I am trying to understand the properties of Lebesgue integration, and in particular how exponents play between the integrand and the value of the integral.
For instance, suppose that it is known $$\int_{[0,1]} f_n(x)^2 d\lambda \leq \frac{1}{n^4}$$ for all $n \in \mathbb{N}$, where $\lambda$ is the Lebesgue measure on $[0,1]$.
It seems to me, since $+\sqrt{f_n(x)^2} = |f_n(x)|$ for every $x$ (where we consider only the positive values of $\sqrt{f_n(x)^2}$) then we should have that $$\int_{[0,1]} |f_n(x)| d \lambda \leq \frac{1}{n^2}.$$ I am attempting to prove this, but I am not sure how.
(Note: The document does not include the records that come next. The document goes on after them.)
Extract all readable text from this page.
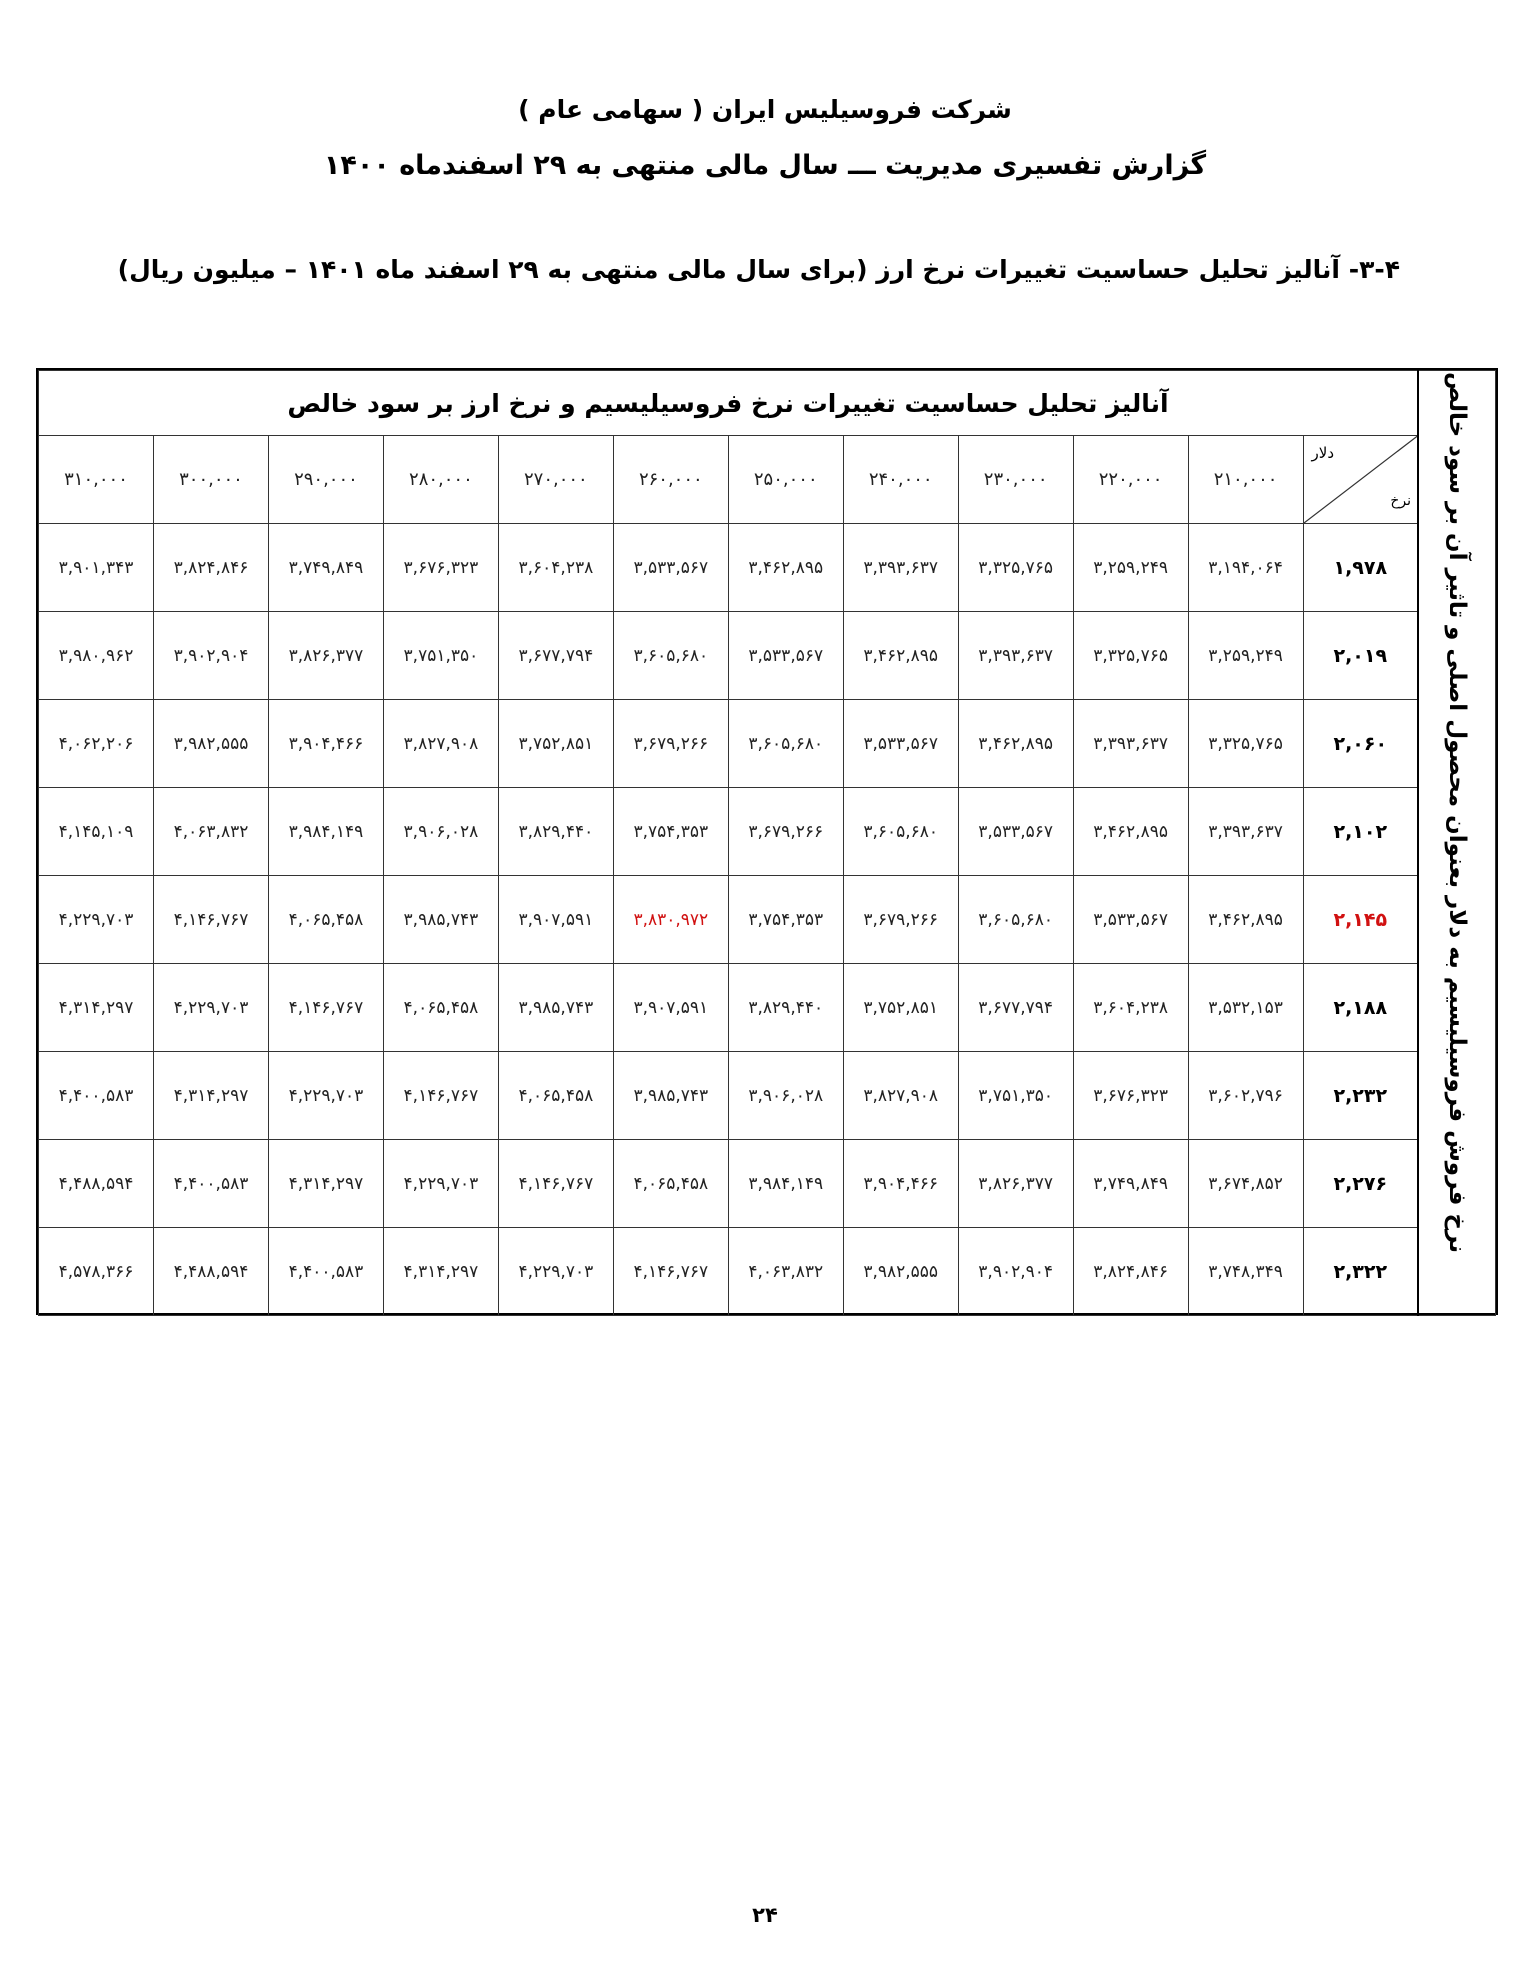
شرکت فروسیلیس ایران ( سهامی عام )
گزارش تفسیری مدیریت ـــ سال مالی منتهی به ۲۹ اسفندماه ۱۴۰۰
۳-۴- آنالیز تحلیل حساسیت تغییرات نرخ ارز (برای سال مالی منتهی به ۲۹ اسفند ماه ۱۴۰۱ – میلیون ریال)
نرخ فروش فروسیلیسیم به دلار بعنوان محصول اصلی و تاثیر آن بر سود خالص	آنالیز تحلیل حساسیت تغییرات نرخ فروسیلیسیم و نرخ ارز بر سود خالص											

	دلار
نرخ	۲۱۰,۰۰۰	۲۲۰,۰۰۰	۲۳۰,۰۰۰	۲۴۰,۰۰۰	۲۵۰,۰۰۰	۲۶۰,۰۰۰	۲۷۰,۰۰۰	۲۸۰,۰۰۰	۲۹۰,۰۰۰	۳۰۰,۰۰۰	۳۱۰,۰۰۰
	۱,۹۷۸	۳,۱۹۴,۰۶۴	۳,۲۵۹,۲۴۹	۳,۳۲۵,۷۶۵	۳,۳۹۳,۶۳۷	۳,۴۶۲,۸۹۵	۳,۵۳۳,۵۶۷	۳,۶۰۴,۲۳۸	۳,۶۷۶,۳۲۳	۳,۷۴۹,۸۴۹	۳,۸۲۴,۸۴۶	۳,۹۰۱,۳۴۳
	۲,۰۱۹	۳,۲۵۹,۲۴۹	۳,۳۲۵,۷۶۵	۳,۳۹۳,۶۳۷	۳,۴۶۲,۸۹۵	۳,۵۳۳,۵۶۷	۳,۶۰۵,۶۸۰	۳,۶۷۷,۷۹۴	۳,۷۵۱,۳۵۰	۳,۸۲۶,۳۷۷	۳,۹۰۲,۹۰۴	۳,۹۸۰,۹۶۲
	۲,۰۶۰	۳,۳۲۵,۷۶۵	۳,۳۹۳,۶۳۷	۳,۴۶۲,۸۹۵	۳,۵۳۳,۵۶۷	۳,۶۰۵,۶۸۰	۳,۶۷۹,۲۶۶	۳,۷۵۲,۸۵۱	۳,۸۲۷,۹۰۸	۳,۹۰۴,۴۶۶	۳,۹۸۲,۵۵۵	۴,۰۶۲,۲۰۶
	۲,۱۰۲	۳,۳۹۳,۶۳۷	۳,۴۶۲,۸۹۵	۳,۵۳۳,۵۶۷	۳,۶۰۵,۶۸۰	۳,۶۷۹,۲۶۶	۳,۷۵۴,۳۵۳	۳,۸۲۹,۴۴۰	۳,۹۰۶,۰۲۸	۳,۹۸۴,۱۴۹	۴,۰۶۳,۸۳۲	۴,۱۴۵,۱۰۹
	۲,۱۴۵	۳,۴۶۲,۸۹۵	۳,۵۳۳,۵۶۷	۳,۶۰۵,۶۸۰	۳,۶۷۹,۲۶۶	۳,۷۵۴,۳۵۳	۳,۸۳۰,۹۷۲	۳,۹۰۷,۵۹۱	۳,۹۸۵,۷۴۳	۴,۰۶۵,۴۵۸	۴,۱۴۶,۷۶۷	۴,۲۲۹,۷۰۳
	۲,۱۸۸	۳,۵۳۲,۱۵۳	۳,۶۰۴,۲۳۸	۳,۶۷۷,۷۹۴	۳,۷۵۲,۸۵۱	۳,۸۲۹,۴۴۰	۳,۹۰۷,۵۹۱	۳,۹۸۵,۷۴۳	۴,۰۶۵,۴۵۸	۴,۱۴۶,۷۶۷	۴,۲۲۹,۷۰۳	۴,۳۱۴,۲۹۷
	۲,۲۳۲	۳,۶۰۲,۷۹۶	۳,۶۷۶,۳۲۳	۳,۷۵۱,۳۵۰	۳,۸۲۷,۹۰۸	۳,۹۰۶,۰۲۸	۳,۹۸۵,۷۴۳	۴,۰۶۵,۴۵۸	۴,۱۴۶,۷۶۷	۴,۲۲۹,۷۰۳	۴,۳۱۴,۲۹۷	۴,۴۰۰,۵۸۳
	۲,۲۷۶	۳,۶۷۴,۸۵۲	۳,۷۴۹,۸۴۹	۳,۸۲۶,۳۷۷	۳,۹۰۴,۴۶۶	۳,۹۸۴,۱۴۹	۴,۰۶۵,۴۵۸	۴,۱۴۶,۷۶۷	۴,۲۲۹,۷۰۳	۴,۳۱۴,۲۹۷	۴,۴۰۰,۵۸۳	۴,۴۸۸,۵۹۴
	۲,۳۲۲	۳,۷۴۸,۳۴۹	۳,۸۲۴,۸۴۶	۳,۹۰۲,۹۰۴	۳,۹۸۲,۵۵۵	۴,۰۶۳,۸۳۲	۴,۱۴۶,۷۶۷	۴,۲۲۹,۷۰۳	۴,۳۱۴,۲۹۷	۴,۴۰۰,۵۸۳	۴,۴۸۸,۵۹۴	۴,۵۷۸,۳۶۶
۲۴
I realize that in the $L^2$ norm, the statement $||f_n||_2 \leq \frac{1}{n^2}$ holds (since $f_n^2 = |f_n|^2$), but it is not in general true that $$\int|f_n(x)|^2 d \lambda = \left( \int |f_n(x)| d \lambda \right )^2.$$ Would anyone be able to provide a hint on how to bound the statement above, or hint at a counterexample?
Thank you!
Use Schwarz's inequality: $$ \int_{[0,1]} |f_n(x)|\, d\lambda\le\Bigl(\int_{[0,1]} |f_n(x)|^2\, d\lambda\Bigr)^{1/2}\Bigl(\int_{[0,1]} d\lambda\Bigr)^{1/2}. $$